In the short term, AI is expected to increase corporate gross profit and stock price, but in the medium term, unemployment and income decline will hit consumer spending. At this time, the "white lotus class" with the most US assets will be the first to bear the brunt. Once they lose cash flow and become net sellers, it may trigger a market correction.
Examining the fragility of the US dollar: the retreat of US assets from a global perspective
Time Focus: Earlier this year, Noah personally observed in the Condesa district of Mexico City: “Americans are enjoying the arbitrage of food and cost of living here, and a large number of Silicon Valley engineers are moving overseas for the high salaries.”
This is an ongoing reversal of labor globalization, with Americans fleeing high prices but continuing to support their lives with high assets .
This situation comes from the global overvaluation of the US dollar and the pursuit of US assets. However, when global capital begins to question the US deficit and political uncertainty (such as Trump's return) as the US dollar depreciates, foreign buyers who used to buy US assets will withdraw, causing the risk of a chain collapse.

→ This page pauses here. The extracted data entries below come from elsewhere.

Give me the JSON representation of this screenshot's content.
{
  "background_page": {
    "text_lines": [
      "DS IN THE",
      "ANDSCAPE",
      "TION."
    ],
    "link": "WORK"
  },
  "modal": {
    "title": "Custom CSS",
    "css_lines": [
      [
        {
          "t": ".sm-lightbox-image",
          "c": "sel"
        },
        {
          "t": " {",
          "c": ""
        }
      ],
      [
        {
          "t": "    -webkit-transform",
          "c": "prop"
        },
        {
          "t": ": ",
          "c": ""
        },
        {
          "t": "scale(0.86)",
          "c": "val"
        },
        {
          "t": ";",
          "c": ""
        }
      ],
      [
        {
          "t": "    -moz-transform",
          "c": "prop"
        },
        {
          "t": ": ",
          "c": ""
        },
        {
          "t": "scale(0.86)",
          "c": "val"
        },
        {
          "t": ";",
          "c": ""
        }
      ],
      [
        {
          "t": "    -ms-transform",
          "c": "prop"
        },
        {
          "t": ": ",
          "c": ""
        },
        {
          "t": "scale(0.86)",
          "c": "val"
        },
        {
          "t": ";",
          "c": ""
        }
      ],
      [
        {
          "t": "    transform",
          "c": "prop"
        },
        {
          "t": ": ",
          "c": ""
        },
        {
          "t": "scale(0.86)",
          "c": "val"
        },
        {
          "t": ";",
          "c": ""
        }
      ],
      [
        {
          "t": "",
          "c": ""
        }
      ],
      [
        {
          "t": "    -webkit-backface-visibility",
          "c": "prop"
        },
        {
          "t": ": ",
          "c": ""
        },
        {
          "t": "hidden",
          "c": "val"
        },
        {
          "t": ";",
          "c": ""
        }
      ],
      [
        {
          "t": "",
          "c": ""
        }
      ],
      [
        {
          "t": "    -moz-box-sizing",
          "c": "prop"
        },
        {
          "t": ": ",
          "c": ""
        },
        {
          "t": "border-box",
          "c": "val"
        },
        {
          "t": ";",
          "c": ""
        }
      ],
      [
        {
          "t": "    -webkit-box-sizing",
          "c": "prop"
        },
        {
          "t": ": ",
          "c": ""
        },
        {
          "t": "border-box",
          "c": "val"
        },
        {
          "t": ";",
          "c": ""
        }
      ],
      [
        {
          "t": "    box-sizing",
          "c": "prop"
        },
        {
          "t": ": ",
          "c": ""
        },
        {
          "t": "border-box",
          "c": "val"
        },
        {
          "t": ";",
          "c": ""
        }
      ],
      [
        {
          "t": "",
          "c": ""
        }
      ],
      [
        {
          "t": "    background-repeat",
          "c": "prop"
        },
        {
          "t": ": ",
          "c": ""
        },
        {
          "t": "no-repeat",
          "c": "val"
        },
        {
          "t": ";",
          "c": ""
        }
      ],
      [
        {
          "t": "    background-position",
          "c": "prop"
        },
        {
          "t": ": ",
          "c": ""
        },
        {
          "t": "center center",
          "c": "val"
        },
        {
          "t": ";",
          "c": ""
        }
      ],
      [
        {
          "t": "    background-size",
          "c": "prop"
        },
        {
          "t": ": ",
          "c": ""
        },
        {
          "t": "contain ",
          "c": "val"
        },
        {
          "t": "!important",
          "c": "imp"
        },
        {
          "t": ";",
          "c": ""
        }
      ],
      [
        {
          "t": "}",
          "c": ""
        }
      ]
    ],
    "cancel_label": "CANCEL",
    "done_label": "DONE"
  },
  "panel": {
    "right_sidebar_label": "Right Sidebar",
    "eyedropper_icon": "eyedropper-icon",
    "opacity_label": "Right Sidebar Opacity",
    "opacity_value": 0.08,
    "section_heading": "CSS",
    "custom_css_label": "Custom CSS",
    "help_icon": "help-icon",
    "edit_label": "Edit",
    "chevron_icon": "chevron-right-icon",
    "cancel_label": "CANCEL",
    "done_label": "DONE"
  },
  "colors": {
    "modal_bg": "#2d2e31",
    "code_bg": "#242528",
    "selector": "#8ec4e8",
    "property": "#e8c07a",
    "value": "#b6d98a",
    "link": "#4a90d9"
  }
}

The end arrives early: when the asset boom cycle will eventually reverse
Noah also predicted that in the next 15 years, the ratio of American household assets to income will fall from 800% to below 600%; the white-collar wage premium will also converge significantly:
When asset prices stop rising and spending power declines, the government's money printing can no longer save the quality of life of the middle class, but will only lead to currency dilution and capital transfer.
He stressed that the real risk is not the financial crisis itself, but the psychological change: when the market and consumers generally realize that " this is not a temporary adjustment, but a structural recession ", the bubble will finally burst. And such a change may come faster than expected.
Risk Warning
Cryptocurrency investment carries a high degree of risk. Its price may fluctuate drastically and you may lose all your capital. Please assess the risk carefully.